The fallout of July 9’s UFC 200 seems to be just now settling, and the UFC already has another pay-per-view (PPV) card coming up this weekend with July 30’s UFC 201 from Atlanta, but much of the larger focus of the MMA world is not surprisingly fixated on the anticipated welterweight rematch between Nate Diaz and featherweight champion Conor McGregor.
The bout, which was now-infamously originally scheduled for the main event of UFC 200 before the promotion pulled ‘The Notorious’ out of the spot when he refused to attend press obligations while training in Iceland, is a seeming grudge match spawning from McGregor’s intense desire to avenge his second-round submission loss to enigmatic late replacement Diaz at UFC 196 in March.

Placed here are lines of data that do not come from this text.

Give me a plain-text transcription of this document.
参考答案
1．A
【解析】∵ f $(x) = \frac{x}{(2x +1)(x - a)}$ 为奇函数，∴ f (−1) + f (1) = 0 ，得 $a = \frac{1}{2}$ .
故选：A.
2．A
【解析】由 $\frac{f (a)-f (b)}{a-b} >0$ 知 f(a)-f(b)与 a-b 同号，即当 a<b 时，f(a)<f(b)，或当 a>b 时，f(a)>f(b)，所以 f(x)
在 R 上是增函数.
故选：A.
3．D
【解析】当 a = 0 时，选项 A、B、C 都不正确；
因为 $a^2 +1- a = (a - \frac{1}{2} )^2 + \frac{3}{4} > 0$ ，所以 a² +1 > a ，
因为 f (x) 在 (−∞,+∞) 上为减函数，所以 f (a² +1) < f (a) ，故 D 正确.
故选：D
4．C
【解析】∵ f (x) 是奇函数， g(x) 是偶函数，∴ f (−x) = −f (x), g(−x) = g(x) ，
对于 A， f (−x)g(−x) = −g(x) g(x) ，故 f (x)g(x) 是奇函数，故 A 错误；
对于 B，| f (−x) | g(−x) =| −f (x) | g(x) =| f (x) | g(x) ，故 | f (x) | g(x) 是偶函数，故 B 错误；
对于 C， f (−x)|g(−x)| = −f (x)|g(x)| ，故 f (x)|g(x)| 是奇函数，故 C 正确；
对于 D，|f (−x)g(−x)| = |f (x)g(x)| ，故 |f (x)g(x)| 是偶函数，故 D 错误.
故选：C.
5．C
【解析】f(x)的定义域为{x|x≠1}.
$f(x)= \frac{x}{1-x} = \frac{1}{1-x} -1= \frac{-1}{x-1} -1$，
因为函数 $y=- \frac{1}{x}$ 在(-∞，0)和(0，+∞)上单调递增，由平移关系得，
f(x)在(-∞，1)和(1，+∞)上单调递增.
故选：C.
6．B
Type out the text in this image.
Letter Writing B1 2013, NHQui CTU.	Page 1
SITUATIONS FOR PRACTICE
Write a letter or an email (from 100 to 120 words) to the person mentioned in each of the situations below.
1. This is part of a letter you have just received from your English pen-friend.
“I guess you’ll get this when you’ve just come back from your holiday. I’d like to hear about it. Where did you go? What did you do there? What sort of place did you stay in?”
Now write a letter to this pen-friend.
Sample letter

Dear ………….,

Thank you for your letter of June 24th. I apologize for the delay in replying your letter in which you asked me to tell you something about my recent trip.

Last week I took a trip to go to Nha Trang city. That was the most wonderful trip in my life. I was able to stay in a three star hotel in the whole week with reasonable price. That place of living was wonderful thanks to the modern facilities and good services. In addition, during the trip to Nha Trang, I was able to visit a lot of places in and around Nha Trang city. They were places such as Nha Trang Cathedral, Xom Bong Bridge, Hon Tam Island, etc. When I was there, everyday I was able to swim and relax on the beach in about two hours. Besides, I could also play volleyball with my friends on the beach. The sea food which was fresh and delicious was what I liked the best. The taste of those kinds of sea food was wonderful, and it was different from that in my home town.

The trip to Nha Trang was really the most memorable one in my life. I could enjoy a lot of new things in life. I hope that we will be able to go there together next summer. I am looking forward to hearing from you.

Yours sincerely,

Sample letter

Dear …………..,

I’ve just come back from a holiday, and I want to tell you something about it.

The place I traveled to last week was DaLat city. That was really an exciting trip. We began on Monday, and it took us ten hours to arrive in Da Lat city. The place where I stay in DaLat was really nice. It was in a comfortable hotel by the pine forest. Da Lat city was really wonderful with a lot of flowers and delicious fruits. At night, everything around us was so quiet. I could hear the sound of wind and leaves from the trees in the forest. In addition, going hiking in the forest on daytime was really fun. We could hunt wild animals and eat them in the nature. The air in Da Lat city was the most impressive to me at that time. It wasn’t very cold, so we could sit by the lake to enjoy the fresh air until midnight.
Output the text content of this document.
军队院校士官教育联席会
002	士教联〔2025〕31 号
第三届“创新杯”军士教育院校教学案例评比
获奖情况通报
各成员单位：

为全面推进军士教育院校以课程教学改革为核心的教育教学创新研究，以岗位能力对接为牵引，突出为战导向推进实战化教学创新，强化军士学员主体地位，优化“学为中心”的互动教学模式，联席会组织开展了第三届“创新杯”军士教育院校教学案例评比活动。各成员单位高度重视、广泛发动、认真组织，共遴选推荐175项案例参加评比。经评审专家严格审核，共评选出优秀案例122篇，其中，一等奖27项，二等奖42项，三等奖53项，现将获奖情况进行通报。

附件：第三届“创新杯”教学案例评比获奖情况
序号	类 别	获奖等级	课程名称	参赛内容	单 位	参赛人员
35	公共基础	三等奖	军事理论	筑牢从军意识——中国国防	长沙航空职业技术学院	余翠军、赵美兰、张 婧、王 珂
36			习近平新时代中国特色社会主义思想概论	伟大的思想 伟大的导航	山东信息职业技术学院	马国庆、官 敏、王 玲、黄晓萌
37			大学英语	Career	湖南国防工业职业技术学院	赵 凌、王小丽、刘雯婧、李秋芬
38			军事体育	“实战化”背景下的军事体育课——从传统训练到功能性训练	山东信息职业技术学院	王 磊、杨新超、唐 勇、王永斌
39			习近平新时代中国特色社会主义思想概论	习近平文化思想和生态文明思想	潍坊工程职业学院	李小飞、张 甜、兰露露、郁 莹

That’s keeping arguably the biggest star in the UFC fighting up two weight classes, something that appeared to be his undoing in his first fight with Diaz, where he gassed badly after winging a high volume of heavy power shots at the larger iron-chinned fighter.
Many may expect the same in the rematch, but McGregor’s longtime head coach John Kavanagh said the exact opposite would be true in a recent Q&A on Periscope, acknowledging that his star fighter simply threw “too many power shots” and “got tired.””
McGregor is well known for winning fights in emphatic fashion by doing just that against every opponent he’d faced in the UFC at 145 pounds, yet when it didn’t, he was left with nothing in the tank after getting wobbled by a big straight left hand before succumbing to a brutal choke. Kavanagh, who noted McGregor was taking this bout “a hundred times” more serious, believes the Irish standout will take Diaz to deep waters and finish him in “four” this time around.
It’s yet another bold prediction from the McGregor camp, who were on record as saying they were going to challenge surging welterweight champion Robbie Lawler after they ran through Diaz when lightweight champion Rafael dos Anjos was forced out of his title fight with ‘Notorious.’
But that talk has cooled significantly after Diaz was able to further expose his perhaps suspect ground game, so it’s on McGregor’s shoulders to win the rematch and his respect back. He’s only gone the distance in one UFC bout, a unanimous decision nod over a green Max Holloway at August 2013’s UFC Fight Night 26 from Boston.
Taking a fighter like Diaz, who’s long been known for his cardiovascular endurance as a triathlete, would be a feat in and of itself. Are you buying Kavanagh’s prediction that McGregor will survive late to finish the resilient veteran in Diaz?